Note that, as far as authority in Germany, we see that OI agents are able to conduct all sorts of ops and order civilian police around, and no one even questions it, so they are clearly still in with the government at both local and very high levels. As for funding, I do not recall any specific figures mentioned, but it’s obvious they get a substantial amount from national governments as a UN agency, and as fruits of their legitimate activities+research (all the technology, cure for diseases, oil drilling was mentioned, etc), and they have all sorts of off-the-books dealings and black money too.
Damn, such a great show. I like how it shows that we wouldn’t be particularly kind to carbon copies of ourselves (excepting that fixer dude, who went all twinsies with it) I think that’s very realistic.
Well that’s sad. I’ve just started getting into it (watched the entire first season right before the second season started) and really enjoyed the spycraft and sci-fi. I guess it’ll be back to just paying for Starz for Outlander again.
I’ve not posted much about it lately, but I still love this show - especially now that the pieces are starting to fall into place (I’ve not seen Sunday’s episode yet). I was sad to see it cancelled but I hope this has a chance of going to Amazon or Netflix. Most of my friends that I know would like it can’t watch it because they don’t have Starz - so maybe a wider distribution will help it find some new life.
If the mad-science experiment took place in 1986 or 1987, and the modern scenes are set in 2017, that makes just about 30 years. Though they said things were more or less the same until the flu was unleashed in the early 1990s.

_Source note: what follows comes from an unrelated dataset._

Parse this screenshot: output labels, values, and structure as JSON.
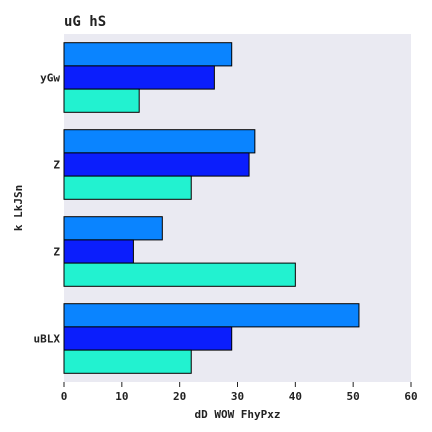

That sounds about right. Because in the one episode that showed the creation of the parallel worlds, it seemed to occur a few years before the reunification of Germany, and the computer hardware in the lab included CRT monitors.
I guess thirty years makes sense, but a few characters look too young to have others. The assassin, for example. Also, the woman who said she had never been kissed because her “other” never had. Did I hear that right? The actress playing that character is only nineteen. I don’t get it.
Also, why did the operator call Ian Shaw Mr. Pierce?